Под прогрессом мы понимаем насилие.

Масло, и говядина, и кровь, и камни с разными странными надписями.

3

Итак, мы говорим, что наука имеет не больше отношения к реальному знанию, чем рост растения, или организация отделов универмага, или развитие нации: все они принимают в себя, ассимилируют, или организуют, или систематизируют — то есть представляют собой стремление к состоянию позитива — к тому, кажется мне, что обычно называют раем.

Невозможна никакая подлинная наука там, где существует непрерывная изменчивость, но всякое изменение, говоря в более точных терминах, промежуточно или случайно, поскольку сама принадлежность к Непрерывности выражает недостижимость упорядоченности.

Неизменное, то есть действительное и устойчивое, для Непрерывности не существует — подобно тому как, говоря приближенно, непрерывная интерпретация внешних звуков в сознании спящего не может продолжать существование, поскольку соприкосновение с относительной реальностью будет уже не сном, но пробуждением.

Наука есть попытка пробудиться к действительности и, следовательно, попытка достичь равномерности и единообразия.
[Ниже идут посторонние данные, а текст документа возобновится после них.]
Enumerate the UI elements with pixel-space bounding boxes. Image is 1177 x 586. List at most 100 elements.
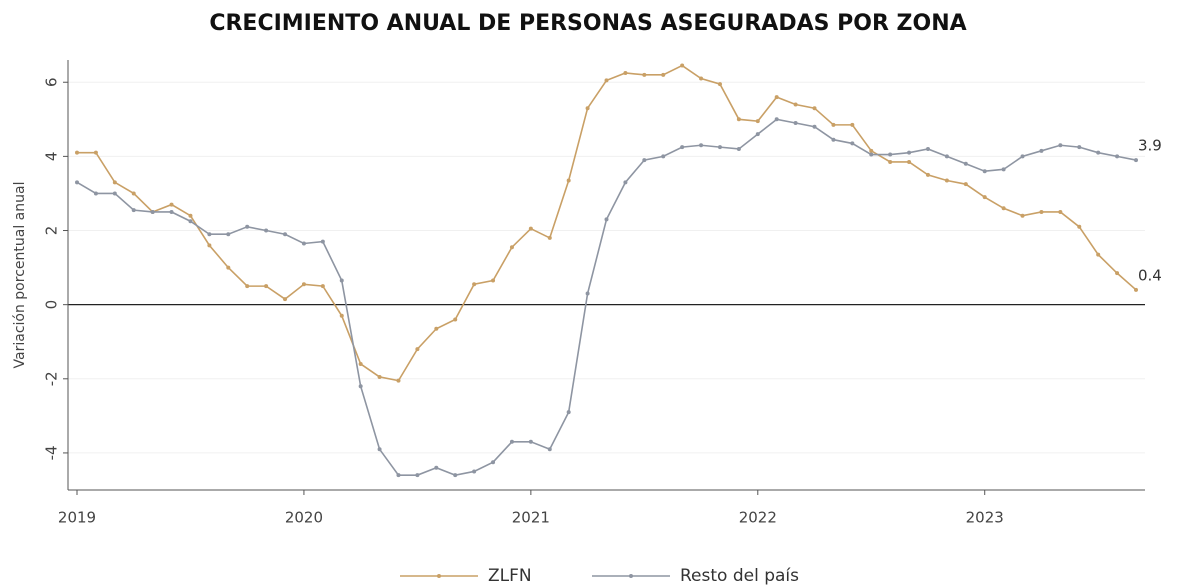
point: [642, 158, 647, 163]
point: [850, 141, 855, 146]
point: [377, 374, 382, 379]
point: [1020, 213, 1025, 218]
point: [661, 154, 666, 159]
point: [982, 169, 987, 174]
y-tick-label: 2: [43, 226, 61, 236]
point: [774, 95, 779, 100]
y-tick-label: -2: [43, 371, 61, 386]
point: [226, 265, 231, 270]
point: [264, 284, 269, 289]
point: [642, 72, 647, 77]
point: [1077, 145, 1082, 150]
point: [831, 137, 836, 142]
x-tick-label: 2023: [966, 509, 1004, 527]
point: [736, 117, 741, 122]
point: [358, 361, 363, 366]
point: [944, 154, 949, 159]
point: [245, 224, 250, 229]
point: [604, 217, 609, 222]
point: [396, 473, 401, 478]
legend-marker: [437, 574, 441, 578]
point: [509, 245, 514, 250]
point: [755, 119, 760, 124]
point: [1096, 150, 1101, 155]
legend-label: Resto del país: [680, 566, 799, 586]
point: [585, 291, 590, 296]
point: [150, 209, 155, 214]
point: [907, 159, 912, 164]
point: [93, 191, 98, 196]
point: [434, 465, 439, 470]
point: [93, 150, 98, 155]
legend-marker: [629, 574, 633, 578]
point: [888, 159, 893, 164]
point: [566, 410, 571, 415]
point: [1001, 206, 1006, 211]
point: [812, 106, 817, 111]
point: [869, 152, 874, 157]
y-tick-label: 6: [43, 77, 61, 87]
x-tick-label: 2019: [58, 509, 96, 527]
point: [472, 282, 477, 287]
series-line: [76, 118, 1137, 477]
point: [339, 313, 344, 318]
point: [812, 124, 817, 129]
point: [509, 439, 514, 444]
point: [528, 226, 533, 231]
point: [207, 243, 212, 248]
point: [169, 209, 174, 214]
point: [75, 150, 79, 155]
point: [717, 82, 722, 87]
series-line: [77, 64, 1137, 382]
point: [188, 219, 193, 224]
point: [907, 150, 912, 155]
point: [283, 232, 288, 237]
end-label: 0.4: [1138, 266, 1162, 284]
point: [1039, 209, 1044, 214]
chart-title: CRECIMIENTO ANUAL DE PERSONAS ASEGURADAS…: [209, 11, 966, 36]
point: [774, 117, 779, 122]
point: [453, 473, 458, 478]
point: [434, 326, 439, 331]
point: [301, 241, 306, 246]
point: [1115, 271, 1120, 276]
point: [472, 469, 477, 474]
point: [925, 172, 930, 177]
point: [339, 278, 344, 283]
y-axis-label: Variación porcentual anual: [12, 182, 28, 369]
point: [1115, 154, 1120, 159]
point: [547, 447, 552, 452]
point: [207, 232, 212, 237]
point: [320, 284, 325, 289]
point: [585, 106, 590, 111]
point: [623, 180, 628, 185]
point: [1039, 148, 1044, 153]
point: [925, 146, 930, 151]
point: [415, 347, 420, 352]
point: [283, 297, 288, 302]
point: [699, 76, 704, 81]
y-tick-label: -4: [43, 445, 61, 460]
point: [131, 208, 136, 213]
point: [453, 317, 458, 322]
point: [112, 180, 117, 185]
point: [358, 384, 363, 389]
point: [415, 473, 420, 478]
point: [963, 182, 968, 187]
point: [1134, 287, 1138, 292]
point: [547, 235, 552, 240]
point: [528, 439, 533, 444]
point: [245, 284, 250, 289]
point: [982, 195, 987, 200]
point: [717, 145, 722, 150]
point: [1058, 209, 1063, 214]
point: [75, 180, 79, 185]
point: [661, 72, 666, 77]
end-label: 3.9: [1138, 137, 1162, 155]
point: [755, 132, 760, 137]
point: [188, 213, 193, 218]
point: [736, 146, 741, 151]
point: [1096, 252, 1101, 257]
point: [888, 152, 893, 157]
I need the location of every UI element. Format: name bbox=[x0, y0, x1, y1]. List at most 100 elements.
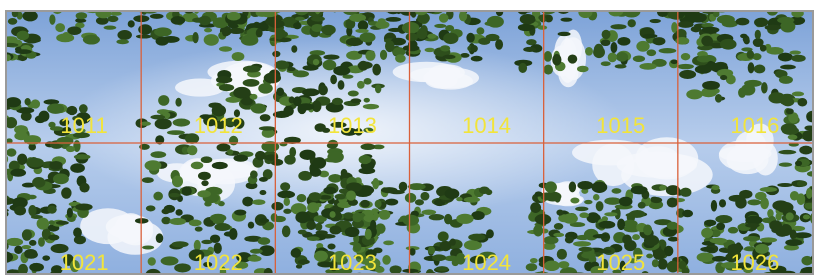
leaf bbox=[141, 6, 159, 14]
leaf bbox=[444, 214, 452, 224]
leaf bbox=[243, 79, 260, 87]
leaf bbox=[1, 43, 18, 47]
leaf bbox=[340, 0, 353, 5]
leaf bbox=[172, 176, 183, 188]
leaf bbox=[421, 210, 436, 215]
leaf bbox=[137, 0, 155, 8]
leaf bbox=[415, 199, 424, 205]
leaf bbox=[478, 38, 490, 45]
leaf bbox=[671, 60, 678, 64]
leaf bbox=[715, 94, 722, 103]
leaf bbox=[682, 210, 693, 218]
leaf bbox=[182, 186, 192, 196]
leaf bbox=[788, 0, 801, 7]
leaf bbox=[335, 194, 346, 199]
leaf bbox=[402, 22, 419, 34]
leaf bbox=[329, 226, 341, 235]
leaf bbox=[29, 263, 44, 272]
leaf bbox=[49, 220, 55, 225]
leaf bbox=[616, 52, 628, 62]
leaf bbox=[565, 236, 574, 243]
leaf bbox=[799, 146, 812, 155]
leaf bbox=[251, 103, 266, 113]
leaf bbox=[156, 233, 164, 243]
leaf bbox=[599, 221, 616, 229]
leaf bbox=[782, 127, 799, 135]
leaf bbox=[778, 53, 793, 62]
leaf bbox=[62, 32, 70, 39]
leaf bbox=[0, 217, 3, 225]
leaf bbox=[348, 90, 359, 96]
leaf bbox=[291, 45, 297, 52]
leaf bbox=[554, 223, 563, 230]
leaf bbox=[352, 213, 362, 223]
leaf bbox=[7, 0, 25, 7]
leaf bbox=[39, 111, 50, 122]
leaf bbox=[341, 169, 348, 177]
leaf bbox=[156, 37, 169, 46]
leaf bbox=[330, 211, 336, 218]
leaf bbox=[780, 65, 796, 70]
leaf bbox=[701, 36, 713, 47]
leaf bbox=[469, 3, 479, 9]
leaf bbox=[67, 208, 73, 218]
panel-label: 1025 bbox=[596, 250, 645, 275]
leaf bbox=[248, 222, 254, 229]
leaf bbox=[382, 0, 393, 4]
leaf bbox=[383, 240, 394, 245]
leaf bbox=[372, 64, 381, 76]
leaf bbox=[323, 55, 339, 60]
leaf bbox=[300, 2, 310, 6]
leaf bbox=[719, 199, 726, 207]
leaf bbox=[79, 104, 88, 113]
leaf bbox=[311, 16, 325, 21]
leaf bbox=[346, 182, 362, 192]
leaf bbox=[150, 151, 166, 158]
panel-label: 1015 bbox=[596, 113, 645, 138]
panel-label: 1014 bbox=[462, 113, 511, 138]
leaf bbox=[425, 48, 435, 52]
leaf bbox=[720, 75, 727, 80]
leaf bbox=[234, 0, 245, 2]
leaf bbox=[755, 192, 767, 200]
leaf bbox=[259, 177, 268, 182]
leaf bbox=[232, 52, 245, 61]
leaf bbox=[201, 156, 213, 163]
leaf bbox=[233, 0, 242, 1]
leaf bbox=[244, 0, 258, 7]
leaf bbox=[204, 201, 212, 206]
leaf bbox=[434, 0, 442, 8]
leaf bbox=[0, 120, 2, 130]
leaf bbox=[700, 247, 714, 252]
leaf bbox=[518, 24, 534, 31]
leaf bbox=[327, 243, 335, 249]
leaf bbox=[429, 214, 445, 220]
leaf bbox=[283, 209, 291, 214]
leaf bbox=[780, 224, 792, 236]
leaf bbox=[346, 191, 356, 201]
leaf bbox=[175, 98, 181, 107]
leaf bbox=[657, 8, 668, 17]
leaf bbox=[711, 185, 719, 190]
leaf bbox=[361, 143, 376, 150]
leaf bbox=[174, 263, 191, 272]
leaf bbox=[720, 39, 737, 50]
leaf bbox=[161, 208, 169, 214]
leaf bbox=[323, 187, 336, 195]
leaf bbox=[786, 212, 794, 220]
leaf bbox=[381, 187, 398, 193]
leaf bbox=[201, 240, 212, 244]
leaf bbox=[320, 0, 335, 6]
leaf bbox=[569, 181, 576, 192]
leaf bbox=[295, 17, 305, 21]
leaf bbox=[273, 3, 288, 10]
leaf bbox=[697, 56, 711, 63]
leaf bbox=[6, 148, 16, 156]
leaf bbox=[428, 246, 435, 254]
leaf bbox=[765, 25, 782, 31]
leaf bbox=[701, 228, 713, 238]
leaf bbox=[235, 0, 251, 4]
leaf bbox=[110, 11, 121, 15]
leaf bbox=[535, 214, 552, 225]
leaf bbox=[456, 197, 462, 201]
То есть равномерность и единообразие стремятся отсечь все внешнее, что могло бы их нарушить. Под Универсумом мы понимаем действительность. Отсюда идея, что основное сверхустремление науки безразлично к частному предмету изучения: что истинный дух ее — в стремлении упорядочить. Жучки, и звезды, и химические смеси — они квазиреальны, и о них в действительности нечего узнавать; зато систематизация псевдоданных есть приближение к реальности, или окончательному пробуждению.

Или спящее сознание — с его кентаврами и канарейками, превращающимися в жирафов, — для таких созданий не может быть биологии, но попытка спящего разума систематизировать их станет движением к пробуждению, если под бодрствованием — относительным — мы понимаем лучшую мысленную координацию.

Так что для попытки систематизировать, отсекая по возможности все внешнее, идея падающих извне предметов в науке подобна жестяной дудочке, вторгающейся в относительно стройную музыкальную композицию — мушиным точкам в более гармоничной композиции художника — суфражистке, выступающей с политическими лозунгами на молитвенном собрании.

Если все есть одно, то есть промежуточное состояние между реальностью и нереальностью, и ничто не способно вырваться из него и установить собственную целостность, и не могло бы «существовать» в непрерывности, если бы вырвалось из нее, так же как родившийся ребенок не может в то же время оставаться зародышем, я, разумеется, признаю отсутствие позитивного различия между наукой и христианской наукой — и отношение обеих ко всему нежелательному одинаково: «не существует».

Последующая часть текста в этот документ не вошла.